Former chief of Communications Security Establishment Canada John Adams. DAVE CHAN for The Globe and MailDave Chan/The Globe and Mail

Two successive stories this week by Colin Freeze of The Globe and Mail show that the perplexities around electronic surveillance and cyberespionage have been compounding themselves in the past few years.

Canada needs a blue-ribbon panel, or even a royal commission, to recommend a coherent set of policies. Canada needs intelligence agencies. It also needs them to operate under laws demanding the highest level of respect for the privacy of Canadians.

Bill C-13, the most recent "lawful access" bill, has been referred to the House of Commons justice and human rights committee, but a comprehensive framework is required, at a remove from partisan politics.
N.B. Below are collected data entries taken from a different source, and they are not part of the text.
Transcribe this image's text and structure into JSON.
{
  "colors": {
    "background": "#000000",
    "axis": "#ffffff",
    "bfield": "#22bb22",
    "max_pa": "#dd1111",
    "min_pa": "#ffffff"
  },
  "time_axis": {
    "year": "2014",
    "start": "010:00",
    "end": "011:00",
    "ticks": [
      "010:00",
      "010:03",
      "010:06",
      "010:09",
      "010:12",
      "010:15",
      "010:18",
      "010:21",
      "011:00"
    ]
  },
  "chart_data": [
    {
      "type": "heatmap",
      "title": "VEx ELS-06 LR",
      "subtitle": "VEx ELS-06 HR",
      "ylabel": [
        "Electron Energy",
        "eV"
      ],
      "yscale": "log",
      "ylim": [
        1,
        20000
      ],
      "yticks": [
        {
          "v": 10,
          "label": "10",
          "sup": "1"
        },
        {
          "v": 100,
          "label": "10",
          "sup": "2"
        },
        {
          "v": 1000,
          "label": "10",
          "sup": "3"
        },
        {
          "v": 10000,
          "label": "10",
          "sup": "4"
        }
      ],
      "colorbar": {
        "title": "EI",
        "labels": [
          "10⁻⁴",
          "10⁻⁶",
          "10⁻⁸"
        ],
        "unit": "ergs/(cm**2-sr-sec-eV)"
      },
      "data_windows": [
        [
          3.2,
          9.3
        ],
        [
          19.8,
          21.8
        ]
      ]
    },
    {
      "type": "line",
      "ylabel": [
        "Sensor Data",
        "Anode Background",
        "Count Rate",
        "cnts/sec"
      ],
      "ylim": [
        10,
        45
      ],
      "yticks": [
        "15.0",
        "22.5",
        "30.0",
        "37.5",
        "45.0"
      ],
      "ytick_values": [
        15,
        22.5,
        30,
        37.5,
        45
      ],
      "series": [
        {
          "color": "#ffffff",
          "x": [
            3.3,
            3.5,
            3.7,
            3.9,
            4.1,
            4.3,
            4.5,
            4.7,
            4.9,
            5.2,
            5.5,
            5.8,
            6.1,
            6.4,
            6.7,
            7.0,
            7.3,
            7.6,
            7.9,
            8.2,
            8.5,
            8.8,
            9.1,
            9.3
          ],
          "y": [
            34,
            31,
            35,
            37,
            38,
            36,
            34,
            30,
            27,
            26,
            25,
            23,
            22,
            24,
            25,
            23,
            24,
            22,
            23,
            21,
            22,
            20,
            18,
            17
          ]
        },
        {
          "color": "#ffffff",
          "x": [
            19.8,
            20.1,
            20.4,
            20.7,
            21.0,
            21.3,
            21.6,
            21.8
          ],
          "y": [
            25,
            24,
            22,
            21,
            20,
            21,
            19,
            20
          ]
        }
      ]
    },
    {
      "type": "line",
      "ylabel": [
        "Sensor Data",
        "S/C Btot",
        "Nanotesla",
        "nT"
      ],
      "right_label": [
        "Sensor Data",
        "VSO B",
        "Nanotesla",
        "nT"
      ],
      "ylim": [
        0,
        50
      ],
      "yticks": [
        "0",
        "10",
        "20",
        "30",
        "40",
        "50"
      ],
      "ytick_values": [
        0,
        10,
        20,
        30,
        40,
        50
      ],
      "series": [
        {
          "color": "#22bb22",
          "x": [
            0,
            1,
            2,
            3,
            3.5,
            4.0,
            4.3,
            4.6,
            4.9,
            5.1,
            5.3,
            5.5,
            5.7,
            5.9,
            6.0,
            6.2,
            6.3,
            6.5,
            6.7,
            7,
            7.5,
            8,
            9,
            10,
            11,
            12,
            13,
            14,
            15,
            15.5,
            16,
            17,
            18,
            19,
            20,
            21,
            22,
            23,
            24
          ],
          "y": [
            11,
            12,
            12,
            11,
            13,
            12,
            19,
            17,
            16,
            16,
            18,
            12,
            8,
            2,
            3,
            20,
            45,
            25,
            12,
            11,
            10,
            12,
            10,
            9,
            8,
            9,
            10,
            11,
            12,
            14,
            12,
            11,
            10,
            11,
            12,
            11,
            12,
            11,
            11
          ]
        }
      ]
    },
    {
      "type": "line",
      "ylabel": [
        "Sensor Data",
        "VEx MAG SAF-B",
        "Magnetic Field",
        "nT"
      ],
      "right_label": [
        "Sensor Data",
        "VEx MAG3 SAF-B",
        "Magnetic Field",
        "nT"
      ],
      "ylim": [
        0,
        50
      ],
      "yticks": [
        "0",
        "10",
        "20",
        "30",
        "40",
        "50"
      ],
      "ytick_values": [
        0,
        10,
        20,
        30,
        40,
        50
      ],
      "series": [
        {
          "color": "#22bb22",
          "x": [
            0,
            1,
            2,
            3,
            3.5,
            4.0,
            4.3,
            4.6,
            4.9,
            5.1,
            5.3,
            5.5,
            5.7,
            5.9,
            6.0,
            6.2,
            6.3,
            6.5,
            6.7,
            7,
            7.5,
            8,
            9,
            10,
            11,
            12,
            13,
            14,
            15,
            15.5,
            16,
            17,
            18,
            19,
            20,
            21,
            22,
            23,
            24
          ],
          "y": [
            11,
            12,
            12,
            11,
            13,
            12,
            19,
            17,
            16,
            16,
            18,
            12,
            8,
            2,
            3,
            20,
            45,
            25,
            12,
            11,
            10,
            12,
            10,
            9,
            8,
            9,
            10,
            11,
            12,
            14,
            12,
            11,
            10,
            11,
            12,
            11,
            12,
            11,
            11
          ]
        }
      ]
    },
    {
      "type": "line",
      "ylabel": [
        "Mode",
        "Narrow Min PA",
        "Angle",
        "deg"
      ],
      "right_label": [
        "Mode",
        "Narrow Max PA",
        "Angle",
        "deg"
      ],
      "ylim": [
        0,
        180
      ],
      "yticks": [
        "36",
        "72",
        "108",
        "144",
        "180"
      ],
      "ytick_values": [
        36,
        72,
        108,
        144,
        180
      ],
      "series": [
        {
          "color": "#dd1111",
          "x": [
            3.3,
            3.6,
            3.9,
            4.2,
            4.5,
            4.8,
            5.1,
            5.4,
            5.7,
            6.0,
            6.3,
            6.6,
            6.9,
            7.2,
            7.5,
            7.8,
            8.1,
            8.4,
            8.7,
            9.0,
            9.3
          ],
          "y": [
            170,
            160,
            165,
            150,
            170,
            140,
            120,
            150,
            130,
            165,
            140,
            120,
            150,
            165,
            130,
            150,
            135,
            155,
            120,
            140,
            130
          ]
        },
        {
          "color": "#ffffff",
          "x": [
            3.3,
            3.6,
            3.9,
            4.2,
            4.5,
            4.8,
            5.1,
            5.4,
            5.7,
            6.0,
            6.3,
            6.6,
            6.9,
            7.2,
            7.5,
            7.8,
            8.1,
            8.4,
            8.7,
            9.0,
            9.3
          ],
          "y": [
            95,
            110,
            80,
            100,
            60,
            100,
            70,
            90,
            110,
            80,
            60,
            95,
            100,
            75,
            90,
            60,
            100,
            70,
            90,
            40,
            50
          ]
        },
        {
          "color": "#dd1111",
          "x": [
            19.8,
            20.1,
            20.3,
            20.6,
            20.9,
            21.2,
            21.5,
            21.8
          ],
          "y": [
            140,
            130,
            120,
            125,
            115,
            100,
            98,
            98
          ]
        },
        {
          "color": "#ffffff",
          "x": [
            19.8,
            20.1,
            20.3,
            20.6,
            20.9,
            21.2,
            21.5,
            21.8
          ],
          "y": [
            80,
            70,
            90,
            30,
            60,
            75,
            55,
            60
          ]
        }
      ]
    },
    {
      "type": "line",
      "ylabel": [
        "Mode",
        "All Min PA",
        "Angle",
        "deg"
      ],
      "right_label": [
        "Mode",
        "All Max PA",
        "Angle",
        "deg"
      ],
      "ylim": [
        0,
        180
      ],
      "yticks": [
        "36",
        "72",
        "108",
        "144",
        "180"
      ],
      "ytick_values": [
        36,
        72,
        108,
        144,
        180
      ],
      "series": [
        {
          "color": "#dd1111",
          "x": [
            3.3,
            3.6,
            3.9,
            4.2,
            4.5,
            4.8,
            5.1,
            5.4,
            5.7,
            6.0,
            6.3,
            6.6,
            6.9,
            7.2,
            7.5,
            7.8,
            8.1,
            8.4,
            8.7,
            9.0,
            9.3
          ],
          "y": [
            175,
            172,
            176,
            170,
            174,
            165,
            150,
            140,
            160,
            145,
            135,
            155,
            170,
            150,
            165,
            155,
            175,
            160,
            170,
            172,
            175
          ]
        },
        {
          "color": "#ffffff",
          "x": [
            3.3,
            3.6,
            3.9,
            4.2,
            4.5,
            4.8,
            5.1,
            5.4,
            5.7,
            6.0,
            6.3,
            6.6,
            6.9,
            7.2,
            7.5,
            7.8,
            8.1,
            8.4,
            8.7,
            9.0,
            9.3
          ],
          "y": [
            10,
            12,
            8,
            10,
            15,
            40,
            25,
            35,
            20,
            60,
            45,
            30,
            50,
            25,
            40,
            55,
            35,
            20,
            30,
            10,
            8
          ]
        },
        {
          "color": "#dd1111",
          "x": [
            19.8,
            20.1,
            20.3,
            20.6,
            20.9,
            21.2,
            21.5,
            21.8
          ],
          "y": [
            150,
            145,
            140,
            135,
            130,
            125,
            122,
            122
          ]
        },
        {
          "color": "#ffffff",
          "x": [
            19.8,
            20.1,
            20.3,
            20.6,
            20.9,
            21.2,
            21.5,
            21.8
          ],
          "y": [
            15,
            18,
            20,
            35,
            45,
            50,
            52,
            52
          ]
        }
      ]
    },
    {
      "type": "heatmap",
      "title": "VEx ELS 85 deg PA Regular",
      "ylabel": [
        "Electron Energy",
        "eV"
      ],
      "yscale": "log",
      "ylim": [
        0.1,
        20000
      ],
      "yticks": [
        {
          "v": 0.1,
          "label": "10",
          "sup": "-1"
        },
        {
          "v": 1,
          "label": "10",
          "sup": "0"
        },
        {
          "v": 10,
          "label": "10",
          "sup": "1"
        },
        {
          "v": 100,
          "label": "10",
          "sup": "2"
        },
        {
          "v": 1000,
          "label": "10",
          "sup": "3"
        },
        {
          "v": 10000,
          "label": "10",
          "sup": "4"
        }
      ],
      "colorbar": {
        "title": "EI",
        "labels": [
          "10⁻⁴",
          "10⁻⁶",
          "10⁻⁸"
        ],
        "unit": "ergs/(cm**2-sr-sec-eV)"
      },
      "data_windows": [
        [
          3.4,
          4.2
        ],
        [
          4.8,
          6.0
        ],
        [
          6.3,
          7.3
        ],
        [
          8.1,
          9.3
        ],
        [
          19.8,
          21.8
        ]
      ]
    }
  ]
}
John Adams, the previous head of the Communications Security Establishment Canada, has now said that the agency's "aggressive" counterespionage program led him to say, "Whoa," and to call for a pause to sort out questions of privacy. Even CSEC became uncertain about its legal duties in the face of cybercrime and threats to information-technology security. "Protecting Canada means you're going to be hitting Canadians," said Mr. Adams. "I shut the place down when I was worried about us trying to run before we walked."

As for John Forster, the present head of CSEC, an access-to-information request has shown that he was cautioned not to name China in connection with allegations of state-sponsored digital espionage, at his appearance before a Senate committee in February.

Yet the concern then seems to have been about the same group of people – an alleged Unit 61398, said to be a part of the Chinese army – that prosecutors in Pennsylvania have now laid charges against, saying 61398 stole intellectual property from American companies. What could not be said to Canadian parliamentarians can now be freely named in a U.S. courtroom.

Mr. Adams's comments may suggest that for a time Canada was counteracting cybercrime by looking for clues through random surveillance – in other words, fishing expeditions – rather than on starting from the basis of any reasonable grounds or even reasonable suspicion of crime.

There's need for clarity about what threats our spies are going after – and how they can do so without violating the privacy of Canadians. Right now, Canadian security and intelligence policy is operating in an atmosphere of legal confusion.